Claims that predicting the weather is complicated are ridiculed by meteorologists from the rest of the world who quite often provide accurate forecasts for up to two weeks ahead. By contrast the met office in the UK have successfully predicted the weather correctly just five days out of the whole of 2009 to the end of June, an accuracy of less than ten percent.
Frank Fogg of the Amateur Meteorologist Society thinks that this is unacceptable. "If you were just going to guess, you'd get it right twenty-five percent of the time, I reckon. At least, I do. Not that I guess, I use highly scientific frog entrails."
Richard Snow, chief meteorologist at Greenwich was scathing over the attacks. "The British Weather is notoriously unpredictable. What do they expect us to do?"
"I'd expect them to get it right," said Jimmy Raines of Berkshire, who looked ridiculous in his winter coat on one of the hottest days of the year. "They said it would snow today...and look at it! If it's notoriously unpredictable, what's the point in trying to predict it anyway? They might as well just show us pages from Ceefax. As long as it's not the weather page."

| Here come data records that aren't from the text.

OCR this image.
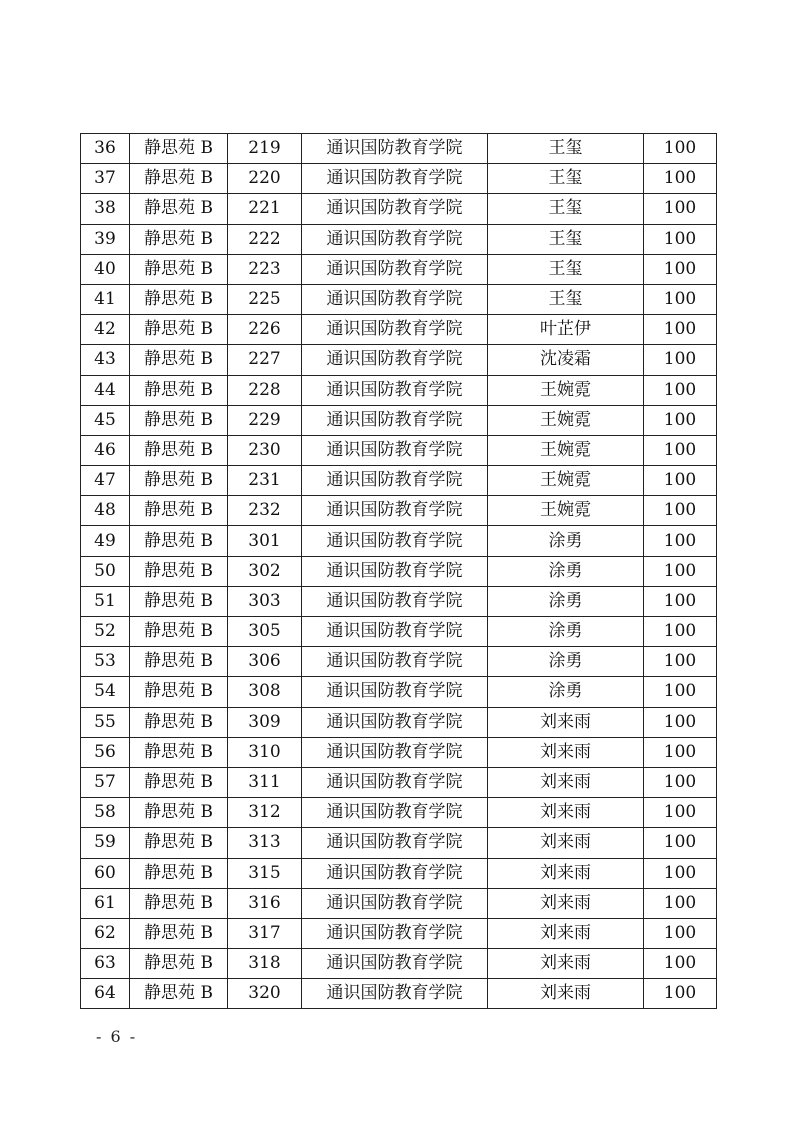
36	静思苑 B	219	通识国防教育学院	王玺	100
37	静思苑 B	220	通识国防教育学院	王玺	100
38	静思苑 B	221	通识国防教育学院	王玺	100
39	静思苑 B	222	通识国防教育学院	王玺	100
40	静思苑 B	223	通识国防教育学院	王玺	100
41	静思苑 B	225	通识国防教育学院	王玺	100
42	静思苑 B	226	通识国防教育学院	叶芷伊	100
43	静思苑 B	227	通识国防教育学院	沈凌霜	100
44	静思苑 B	228	通识国防教育学院	王婉霓	100
45	静思苑 B	229	通识国防教育学院	王婉霓	100
46	静思苑 B	230	通识国防教育学院	王婉霓	100
47	静思苑 B	231	通识国防教育学院	王婉霓	100
48	静思苑 B	232	通识国防教育学院	王婉霓	100
49	静思苑 B	301	通识国防教育学院	涂勇	100
50	静思苑 B	302	通识国防教育学院	涂勇	100
51	静思苑 B	303	通识国防教育学院	涂勇	100
52	静思苑 B	305	通识国防教育学院	涂勇	100
53	静思苑 B	306	通识国防教育学院	涂勇	100
54	静思苑 B	308	通识国防教育学院	涂勇	100
55	静思苑 B	309	通识国防教育学院	刘来雨	100
56	静思苑 B	310	通识国防教育学院	刘来雨	100
57	静思苑 B	311	通识国防教育学院	刘来雨	100
58	静思苑 B	312	通识国防教育学院	刘来雨	100
59	静思苑 B	313	通识国防教育学院	刘来雨	100
60	静思苑 B	315	通识国防教育学院	刘来雨	100
61	静思苑 B	316	通识国防教育学院	刘来雨	100
62	静思苑 B	317	通识国防教育学院	刘来雨	100
63	静思苑 B	318	通识国防教育学院	刘来雨	100
64	静思苑 B	320	通识国防教育学院	刘来雨	100
- 6 -
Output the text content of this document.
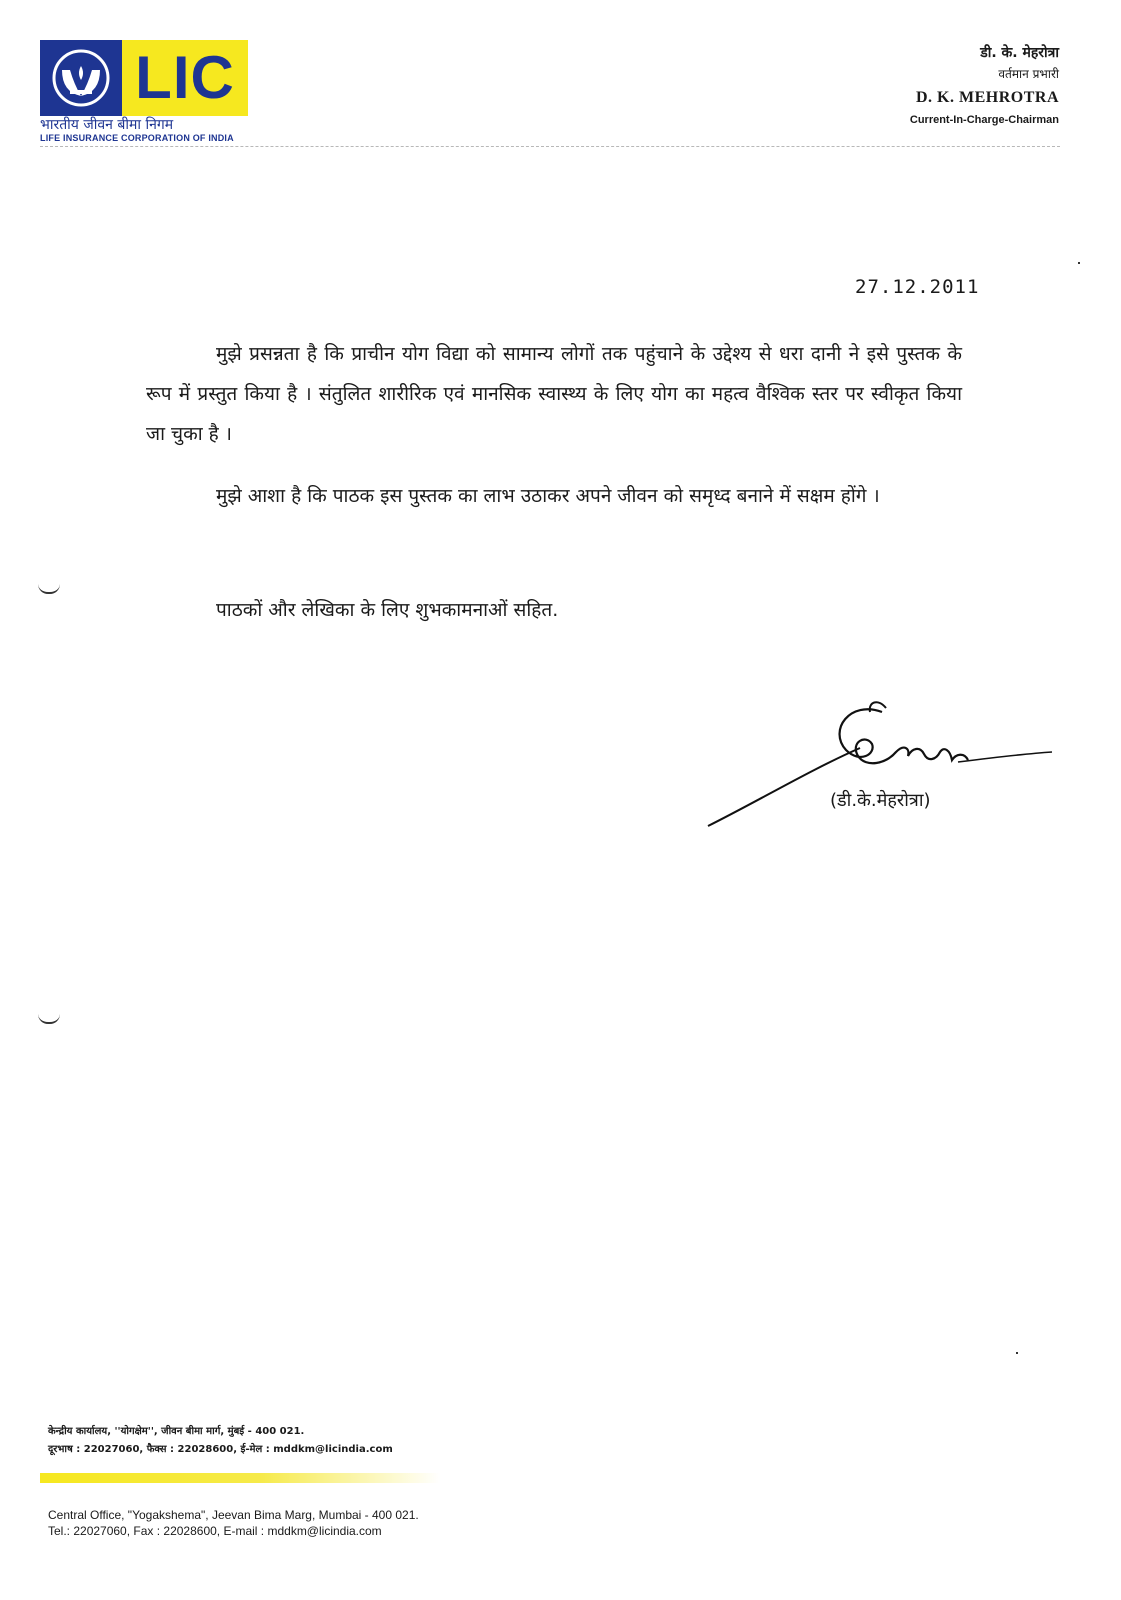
LIC
भारतीय जीवन बीमा निगम
LIFE INSURANCE CORPORATION OF INDIA
डी. के. मेहरोत्रा
वर्तमान प्रभारी
D. K. MEHROTRA
Current-In-Charge-Chairman
27.12.2011
मुझे प्रसन्नता है कि प्राचीन योग विद्या को सामान्य लोगों तक पहुंचाने के उद्देश्य से धरा दानी ने इसे पुस्तक के रूप में प्रस्तुत किया है । संतुलित शारीरिक एवं मानसिक स्वास्थ्य के लिए योग का महत्व वैश्विक स्तर पर स्वीकृत किया जा चुका है ।
मुझे आशा है कि पाठक इस पुस्तक का लाभ उठाकर अपने जीवन को समृध्द बनाने में सक्षम होंगे ।
पाठकों और लेखिका के लिए शुभकामनाओं सहित.
(डी.के.मेहरोत्रा)
केन्द्रीय कार्यालय, ''योगक्षेम'', जीवन बीमा मार्ग, मुंबई - 400 021.
दूरभाष : 22027060, फैक्स : 22028600, ई-मेल : mddkm@licindia.com
Central Office, "Yogakshema", Jeevan Bima Marg, Mumbai - 400 021.
Tel.: 22027060, Fax : 22028600, E-mail : mddkm@licindia.com
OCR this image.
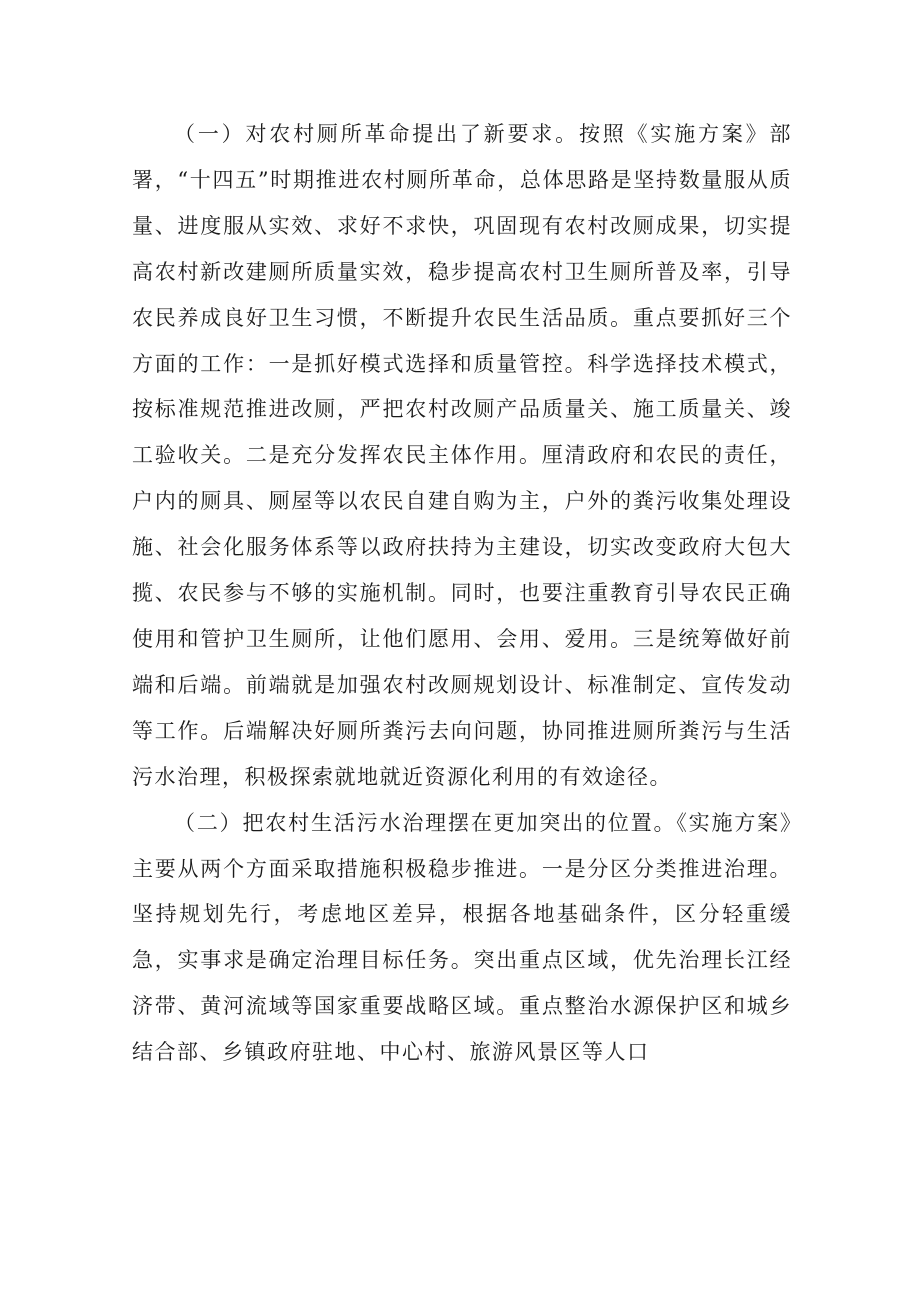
（一）对农村厕所革命提出了新要求。按照《实施方案》部署，“十四五”时期推进农村厕所革命，总体思路是坚持数量服从质量、进度服从实效、求好不求快，巩固现有农村改厕成果，切实提高农村新改建厕所质量实效，稳步提高农村卫生厕所普及率，引导农民养成良好卫生习惯，不断提升农民生活品质。重点要抓好三个方面的工作：一是抓好模式选择和质量管控。科学选择技术模式，按标准规范推进改厕，严把农村改厕产品质量关、施工质量关、竣工验收关。二是充分发挥农民主体作用。厘清政府和农民的责任，户内的厕具、厕屋等以农民自建自购为主，户外的粪污收集处理设施、社会化服务体系等以政府扶持为主建设，切实改变政府大包大揽、农民参与不够的实施机制。同时，也要注重教育引导农民正确使用和管护卫生厕所，让他们愿用、会用、爱用。三是统筹做好前端和后端。前端就是加强农村改厕规划设计、标准制定、宣传发动等工作。后端解决好厕所粪污去向问题，协同推进厕所粪污与生活污水治理，积极探索就地就近资源化利用的有效途径。

（二）把农村生活污水治理摆在更加突出的位置。《实施方案》主要从两个方面采取措施积极稳步推进。一是分区分类推进治理。坚持规划先行，考虑地区差异，根据各地基础条件，区分轻重缓急，实事求是确定治理目标任务。突出重点区域，优先治理长江经济带、黄河流域等国家重要战略区域。重点整治水源保护区和城乡结合部、乡镇政府驻地、中心村、旅游风景区等人口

Jeremey Winder, Raines's friend agreed. "Yesterday, they said it would tip it down all day. Not a drop. I didn't bother watering my garden - who's going to pay for all my dead geraniums?"
Frank Fogg has the following advice for people who want to out perform the met office. "Don't believe them," he said. "Tomorrow has an eighty percent chance of being like today. And if you want to know what the weather is like right now - look out of a window."